In diese Familie sind alle hineingenommen, die sich unter dem Kreuz Jesu sammeln. Damals und  heute.

In dieser Familie sollen wir die Augen geöffnet bekommen, offene Herzen und helfende Hände haben für die Menschen, die verloren sind:
Verloren in der Abgestumpftheit ihres Herzens,
 verloren in der Trauer und Angst ihres Lebens.
Von Jesus dürfen wir Liebe und Kraft erbitten, dass wir mit den Verlorenen dieser Welt einen Weg gehen, der aus den Fängen des Todes befreit zu neuem Leben.
 Nicht der Tod hat das letzte Wort, sondern das Leben, das an Ostern aufblüht.

Denn auf den Karfreitag folgt der Ostersonntag,
 auf den Tod die Auferweckung aus dem Grab,
auf das Los-werden der Menschen gegenüber Gottes Sohn folgt als Antwort das Fest-halten Gottes am Menschen.
„Perfectum est – es ist vollbracht!“
So sagt Jesus am Kreuz des Karfreitags.
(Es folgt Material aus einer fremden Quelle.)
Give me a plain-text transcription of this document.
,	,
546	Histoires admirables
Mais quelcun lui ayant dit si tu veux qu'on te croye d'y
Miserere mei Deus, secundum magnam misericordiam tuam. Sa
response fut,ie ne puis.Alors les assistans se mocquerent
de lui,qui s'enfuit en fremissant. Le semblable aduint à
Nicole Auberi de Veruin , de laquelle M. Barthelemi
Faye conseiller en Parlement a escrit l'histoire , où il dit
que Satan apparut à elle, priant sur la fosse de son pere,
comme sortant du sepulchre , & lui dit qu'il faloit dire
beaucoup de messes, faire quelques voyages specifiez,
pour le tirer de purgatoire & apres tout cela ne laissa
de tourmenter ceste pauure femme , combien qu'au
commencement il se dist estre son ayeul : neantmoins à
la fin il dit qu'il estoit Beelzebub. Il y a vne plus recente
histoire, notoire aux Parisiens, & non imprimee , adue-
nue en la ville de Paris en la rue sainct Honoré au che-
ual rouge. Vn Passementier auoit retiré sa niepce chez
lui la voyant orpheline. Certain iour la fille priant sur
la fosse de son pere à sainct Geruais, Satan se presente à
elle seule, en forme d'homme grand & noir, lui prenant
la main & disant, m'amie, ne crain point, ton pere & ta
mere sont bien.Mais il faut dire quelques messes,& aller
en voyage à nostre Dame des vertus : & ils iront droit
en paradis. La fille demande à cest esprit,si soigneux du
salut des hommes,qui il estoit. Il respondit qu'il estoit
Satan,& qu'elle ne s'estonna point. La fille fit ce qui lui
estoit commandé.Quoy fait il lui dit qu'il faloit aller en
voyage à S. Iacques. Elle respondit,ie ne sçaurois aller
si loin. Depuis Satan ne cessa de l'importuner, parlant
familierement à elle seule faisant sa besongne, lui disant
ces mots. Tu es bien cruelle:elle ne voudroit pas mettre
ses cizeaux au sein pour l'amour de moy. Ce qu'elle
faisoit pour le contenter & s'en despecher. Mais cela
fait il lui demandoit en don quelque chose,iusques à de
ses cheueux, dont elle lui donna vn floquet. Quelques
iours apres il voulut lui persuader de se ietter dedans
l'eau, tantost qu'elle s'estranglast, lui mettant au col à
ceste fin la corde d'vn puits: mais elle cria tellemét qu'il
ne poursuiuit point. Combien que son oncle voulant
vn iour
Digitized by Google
Ich habe mein Werk vollendet.
Karfreitag ist der traurigste Tag in der Geschichte zwischen Gott und Mensch.
Amen                                                                                     Und der Friede Gottes, der höher ist als alle unsere Vernunft, bewahre unsere Herzen und Sinne.